Günlerdir Türkiye insanı insan olmaktan utandıran 6 yaşındaki çocuğun evlendirilmesi olayıyla sarsılıyor.
Şimdi 24 yaşında olan mağdurun anlattıkları korkunç gerçeği gözler önüne serdi.
Olayın cemaat bağlantısı var. Türkiye’nin bir türlü yüzleşemediği buna benzer çok olayda karşımıza çıkan cemaat bağlantısı.
Bu durum zaten günlerdir yoğun şekilde tartışılıyor.
Ama ne yazık ki olay cemaatle sınırlı değil.
6 yaşından başlayarak o çocuk18 yıl boyunca tecavüze uğrarken herkes neredeydi?
Korkunç ama gerçek. Anne, baba ve kardeşler bırakın yardım etmeyi bizzat suçun faili olarak yargılanıyor.
Ama bunca yıl boyunca etraftaki kimsenin bu durumu fark etmemesi, ya da sesini çıkarmaması da olay kadar trajik?

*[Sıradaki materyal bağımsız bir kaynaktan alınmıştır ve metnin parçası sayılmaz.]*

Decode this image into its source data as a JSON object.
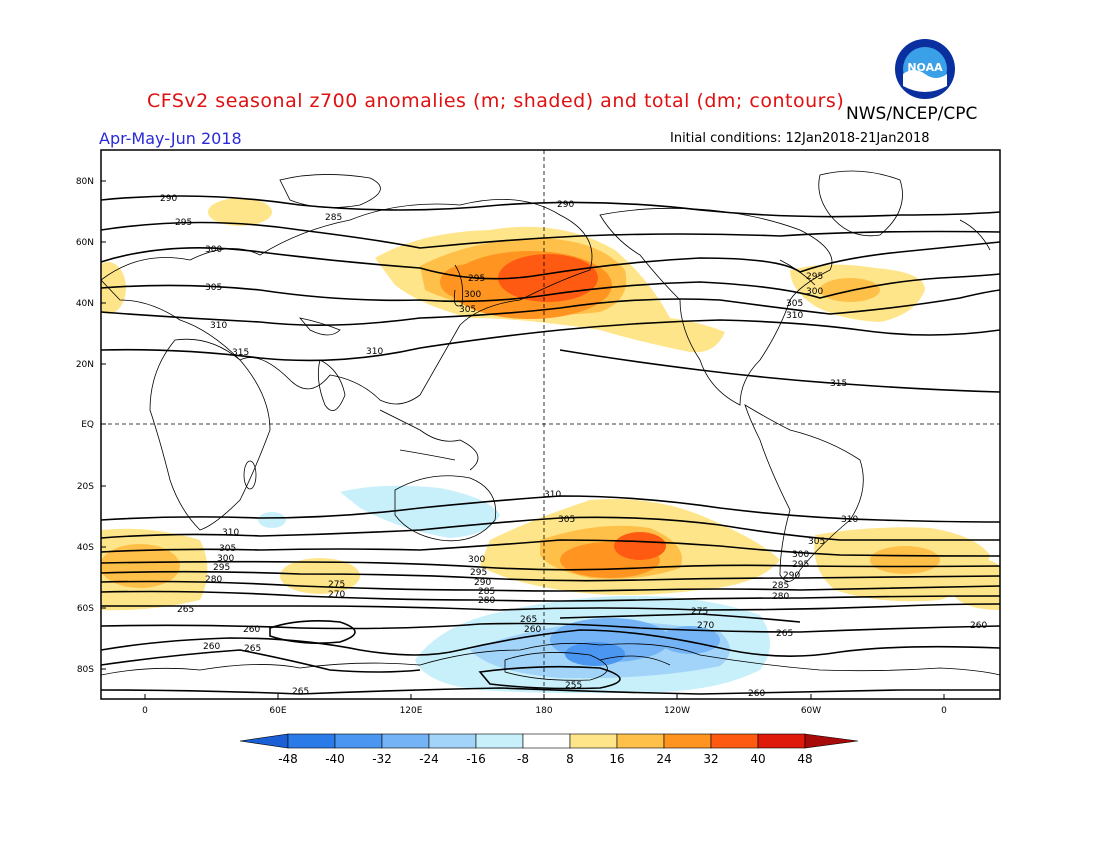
{
  "header": {
    "title": "CFSv2 seasonal z700 anomalies (m; shaded) and total (dm; contours)",
    "agency": "NWS/NCEP/CPC",
    "period": "Apr-May-Jun 2018",
    "initial_conditions": "Initial conditions: 12Jan2018-21Jan2018",
    "logo_text": "NOAA"
  },
  "map": {
    "lat_labels": [
      "80N",
      "60N",
      "40N",
      "20N",
      "EQ",
      "20S",
      "40S",
      "60S",
      "80S"
    ],
    "lon_labels": [
      "0",
      "60E",
      "120E",
      "180",
      "120W",
      "60W",
      "0"
    ],
    "contour_labels": {
      "north": [
        "290",
        "285",
        "295",
        "300",
        "305",
        "310",
        "315",
        "295",
        "300",
        "305",
        "290",
        "295",
        "300",
        "305",
        "310",
        "310",
        "315"
      ],
      "south": [
        "310",
        "305",
        "300",
        "295",
        "290",
        "285",
        "280",
        "275",
        "270",
        "265",
        "260",
        "255",
        "305",
        "300",
        "295",
        "290",
        "285",
        "280",
        "310",
        "265",
        "260",
        "265",
        "260",
        "270",
        "275",
        "265",
        "260"
      ]
    },
    "colors": {
      "land_outline": "#000000",
      "contour": "#000000",
      "positive_anomaly": "#ff8c00",
      "negative_anomaly": "#5aa6ff"
    }
  },
  "colorbar": {
    "ticks": [
      "-48",
      "-40",
      "-32",
      "-24",
      "-16",
      "-8",
      "8",
      "16",
      "24",
      "32",
      "40",
      "48"
    ],
    "colors": [
      "#1a5fd6",
      "#2a7ae8",
      "#4a96f0",
      "#74b4f6",
      "#a2d4f9",
      "#c8f0fb",
      "#ffffff",
      "#ffe58a",
      "#ffc04a",
      "#ff9420",
      "#ff5a12",
      "#e01a0a",
      "#a80a0a"
    ]
  }
}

Bu çocuk ilki 12 yaşında olmak üzere iki kez hamile kalmış. Hiçbir doktor, hiçbir hemşire ya da hiçbir ebe çocuk olduğunu fark etmedi mi?
Hadi diyelim hiç doktora gitmedi. Aile hekimliği sistemi var. Doğum evde gerçekleşse bile aile hekimleri takip ediyor, ebeler aşılar için kayıt tutuyor. Atlanması mümkün değil. Nasıl oldu da ortaya çıkmadı?

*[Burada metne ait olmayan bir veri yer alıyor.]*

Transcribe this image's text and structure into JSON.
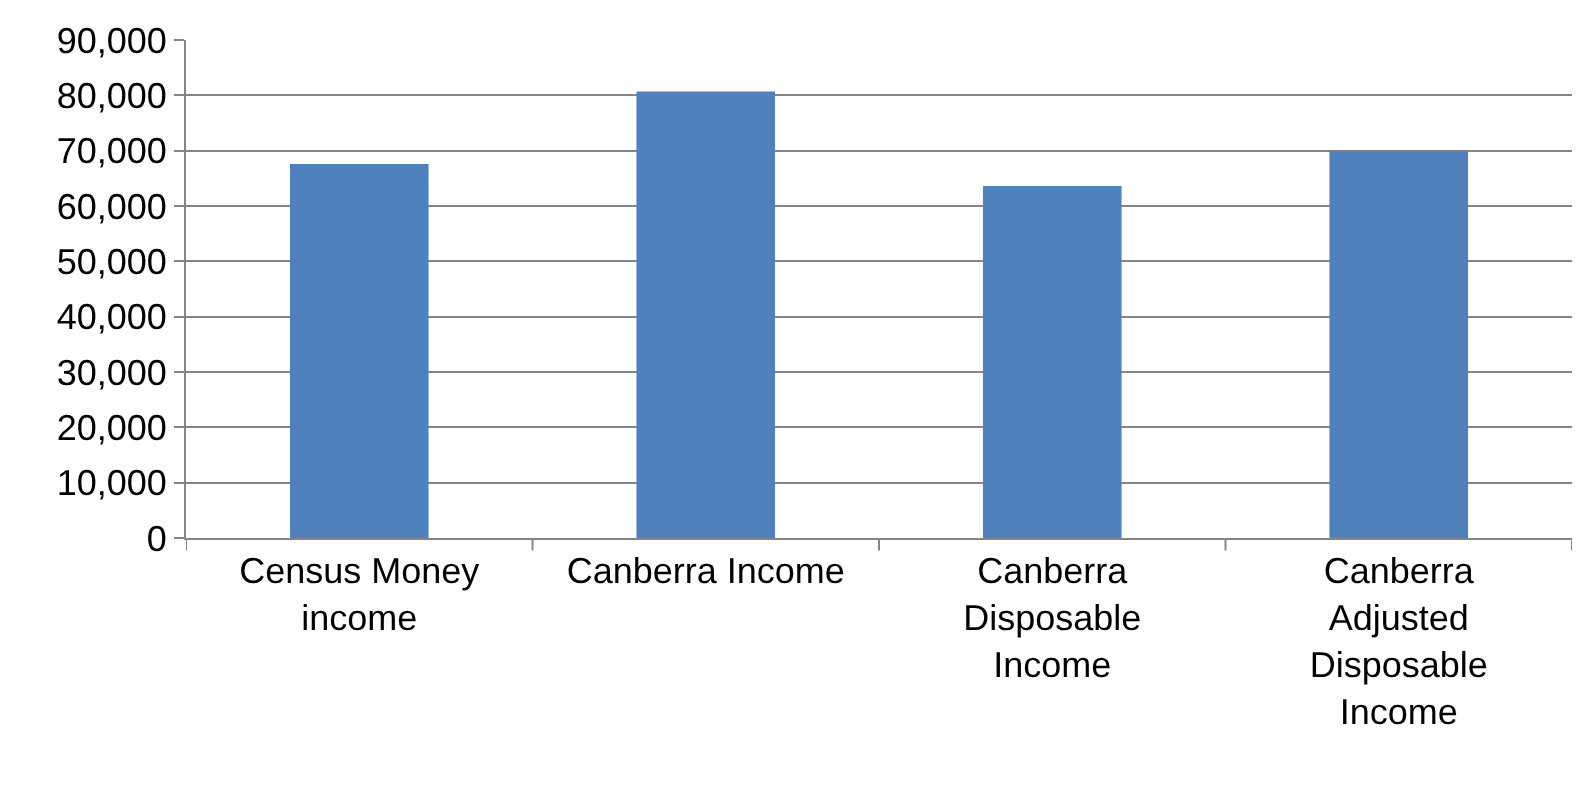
{
  "chart_data": {
    "type": "bar",
    "categories": [
      "Census Money income",
      "Canberra Income",
      "Canberra Disposable Income",
      "Canberra Adjusted Disposable Income"
    ],
    "values": [
      67600,
      80700,
      63600,
      69900
    ],
    "color": "#4f81bd",
    "ylim": [
      0,
      90000
    ],
    "yticks": [
      {
        "value": 0,
        "label": "0"
      },
      {
        "value": 10000,
        "label": "10,000"
      },
      {
        "value": 20000,
        "label": "20,000"
      },
      {
        "value": 30000,
        "label": "30,000"
      },
      {
        "value": 40000,
        "label": "40,000"
      },
      {
        "value": 50000,
        "label": "50,000"
      },
      {
        "value": 60000,
        "label": "60,000"
      },
      {
        "value": 70000,
        "label": "70,000"
      },
      {
        "value": 80000,
        "label": "80,000"
      },
      {
        "value": 90000,
        "label": "90,000"
      }
    ],
    "grid": "y"
  }
}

Çocuğun doğurduğu çocukların nüfusları çıkarılırken annenin yaşı hiç mi dikkat çekmedi?
Ya da o gelinlik fotoğraflarını çeken fotoğrafçının “Bu işte bir gariplik olduğu” hiç mi dikkatini çekmedi?
***
Türkiye’de 12 yıllık mecburi eğitim var. Buna engel olanlara hapis cezası bile var. Yani o çocuk kayıtlı olduğu bölgede okula gitmeyince milli eğitim müdüründen okul yetkililerine kadar nasıl oldu da kimsenin dikkatini çekmedi? (Türkiye’de 5-17 yaşları arasında 1 milyon 200 bin çocuk var. Bu rakam Yunanistan’da toplam ilköğretim çağındaki öğrencilerden bile fazla. Bu çocuklar nerede, ne yapıyor, bilen ya da takip eden var mı?)
Olayın yaşandığı mahallenin muhtarı ne yapıyordu? Muhtar en küçük kamu birimi olarak bu olayı neden bildirmedi?

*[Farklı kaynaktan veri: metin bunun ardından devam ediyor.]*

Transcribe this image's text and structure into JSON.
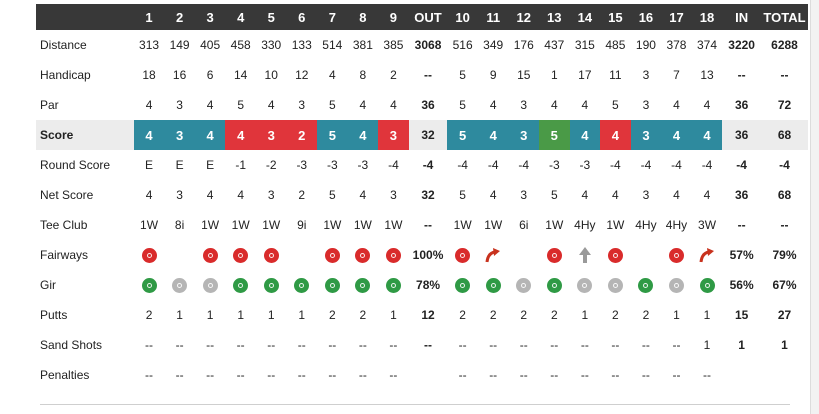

Yıllarca tecavüze uğrayan çocuğun bulunduğu mahallede bakkal, kasap olmaması mümkün mü? Korkunç durum nasıl onların dikkatini çekmedi?
Bu mahallede yaşayan bir komşu yok muydu? Neden yardıma koşmadı?
***
Kimse görmedi, ya da görmek istemedi, kimse duymadı ya da duymak istemedi, kimse fark etmedi ya da fark etmek istemedi. Bu olayı hiçbiri ortaya çıkarmadı.
Olay 6 yaşından 24 yaşına kadar cehennemi yaşayan mağdurun kendisinin şikayette bulunmasıyla ortaya çıktı.
Uğur Mumcu, “çağımızın suçu” adlı yazısında, “Bir kişiye yapılan haksızlık, bütün bir topluma, bütün insanlığa karşı işlenmiş bir suçtur çağımızda. Susmayı, bir yaşam biçimi olarak benimseyen insanlar vardır. Özgürlükleri ve silahları, konuşmamaktır. Her adaletsizlik, onların eylemsizliklerinden güç alır biraz da. Ellerini kana bulayanlar, içlerindeki korkularını mezar taşlarıyla yaşayanlar, aynı adaletsizliğin ve yanı suçun ortaklarıdır hep birlikte. Gözlerin açıksa göreceksin! Kulağın sağır değilse duyacaksın! Ellerin kesik değilse uzanacaksın” der.
Uğur Mumcu’nun dediği gibi “susan suç ortakları” var oldukça korkunç suçlar asla bitmez.